Why 1M Context Changes Code Generation
Most code generation use cases that fail with 128k-context models fail because of context — not capability. Gemini 1.5 Pro's 1M token context (roughly 750,000 words) changes what is tractable:
| Task | 128k context | 1M context | |---|---|---| | Single file review | Yes | Yes | | 50-file module review | Borderline | Yes | | Full repo analysis | No | Yes (most repos) | | Cross-repo dependency analysis | No | Large repos only | | "Find all usages of X across codebase" | No | Yes |
An average production codebase (50k–300k lines of code) fits comfortably in the 1M context window.
Google AI Studio for Prototyping
Before writing any code, AI Studio lets you drag-and-drop files into the prompt and interactively test Gemini 1.5 Pro with real repo content. This is useful for validating that your prompting approach works before building an API integration.
Python SDK
import google.generativeai as genai
import os
from pathlib import Path
genai.configure(api_key=os.environ["GEMINI_API_KEY"])
model = genai.GenerativeModel("gemini-1.5-pro-latest")
def upload_repo_files(repo_path: str) -> list:
"""Upload all Python files from a repo as Gemini file parts."""
files = []
for py_file in Path(repo_path).rglob("*.py"):
with open(py_file, "r") as f:
content = f.read()
files.append(f"# File: {py_file}\n{content}\n")
return files
repo_files = upload_repo_files("./my_project")

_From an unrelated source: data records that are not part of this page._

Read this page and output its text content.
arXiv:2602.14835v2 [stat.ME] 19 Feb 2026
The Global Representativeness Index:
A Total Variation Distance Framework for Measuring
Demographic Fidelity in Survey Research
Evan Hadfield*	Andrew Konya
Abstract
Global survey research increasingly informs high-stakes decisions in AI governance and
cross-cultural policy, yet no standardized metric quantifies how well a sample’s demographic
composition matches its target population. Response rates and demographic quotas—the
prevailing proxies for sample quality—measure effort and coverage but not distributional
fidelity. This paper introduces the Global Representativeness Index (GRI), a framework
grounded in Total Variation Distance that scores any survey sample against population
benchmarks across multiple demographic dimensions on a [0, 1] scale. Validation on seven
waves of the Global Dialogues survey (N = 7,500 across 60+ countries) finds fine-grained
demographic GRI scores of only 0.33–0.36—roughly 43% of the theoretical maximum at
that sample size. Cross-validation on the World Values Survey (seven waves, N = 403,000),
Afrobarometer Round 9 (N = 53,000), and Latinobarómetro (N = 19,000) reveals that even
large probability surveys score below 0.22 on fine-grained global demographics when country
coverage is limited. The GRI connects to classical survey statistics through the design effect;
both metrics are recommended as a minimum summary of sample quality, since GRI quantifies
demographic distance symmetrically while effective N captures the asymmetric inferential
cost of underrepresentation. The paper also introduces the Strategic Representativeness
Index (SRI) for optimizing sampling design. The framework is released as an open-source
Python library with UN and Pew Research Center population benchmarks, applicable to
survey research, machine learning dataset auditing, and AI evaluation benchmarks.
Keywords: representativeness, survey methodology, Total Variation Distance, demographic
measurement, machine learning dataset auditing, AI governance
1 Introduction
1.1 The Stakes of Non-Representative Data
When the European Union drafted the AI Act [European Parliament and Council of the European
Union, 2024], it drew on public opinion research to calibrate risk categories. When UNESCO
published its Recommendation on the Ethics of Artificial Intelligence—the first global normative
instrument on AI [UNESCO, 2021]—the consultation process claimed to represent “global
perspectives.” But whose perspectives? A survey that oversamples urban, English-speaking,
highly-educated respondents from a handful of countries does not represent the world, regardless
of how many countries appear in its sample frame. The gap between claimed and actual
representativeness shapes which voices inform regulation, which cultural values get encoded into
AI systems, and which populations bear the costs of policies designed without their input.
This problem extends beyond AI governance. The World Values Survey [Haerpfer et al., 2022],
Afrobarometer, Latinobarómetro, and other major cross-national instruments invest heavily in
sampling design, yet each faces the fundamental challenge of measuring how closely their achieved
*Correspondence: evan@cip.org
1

combined = "\n\n".join(repo_files)
response = model.generate_content(
f"""Analyze this Python codebase and identify:
1. Security vulnerabilities (SQL injection, hardcoded secrets, etc.)
2. Performance bottlenecks
3. Missing error handling
Codebase:
{combined}""",
generation_config={"temperature": 0.1, "max_output_tokens": 4096},
)
print(response.text)
Code Execution Tool
Gemini 1.5 Pro can execute Python code in a sandboxed environment during generation. This means it can write code, run it, see the output, and iterate — all in a single turn:
model_with_tools = genai.GenerativeModel(
"gemini-1.5-pro-latest",
tools="code_execution",
)
response = model_with_tools.generate_content(
"Write a function to calculate the Fibonacci sequence, then verify it produces correct results for n=10"
)
for part in response.candidates[0].content.parts:
if hasattr(part, "executable_code"):
print("Code:", part.executable_code.code)
elif hasattr(part, "code_execution_result"):
print("Result:", part.code_execution_result.output)
else:
print("Text:", part.text)
Multimodal Code Debugging
One of Gemini's underused capabilities: you can paste a screenshot of an error message (a terminal, a browser console, a monitoring dashboard) and ask it to debug the code responsible.
import PIL.Image
error_screenshot = PIL.Image.open("error_screenshot.png")
with open("suspect_file.py", "r") as f:
code = f.read()
response = model.generate_content([
error_screenshot,
f"This error appears when running the following code. Identify the bug and provide the fix:\n\n{code}",
])
print(response.text)
Pricing
- Standard context (up to 128k tokens): $1.25/1M input, $5/1M output
- Long context (128k–1M tokens): $3.50/1M input, $10.50/1M output
For a 500k-token repo analysis request, that is roughly $1.75 per query — reasonable for a periodic code review but potentially expensive if called on every commit. The practical pattern is to run full-repo analysis daily or on PRs, and use smaller-context models for per-file work.
Gemini vs GPT-4o for Coding
GPT-4o is stronger on HumanEval and SWE-Bench for standard code generation tasks. Gemini 1.5 Pro wins clearly when the task requires context beyond 128k tokens. The decision is largely about context length requirements — if your task fits in 128k, GPT-4o or Claude 3.5 Sonnet are both competitive or better.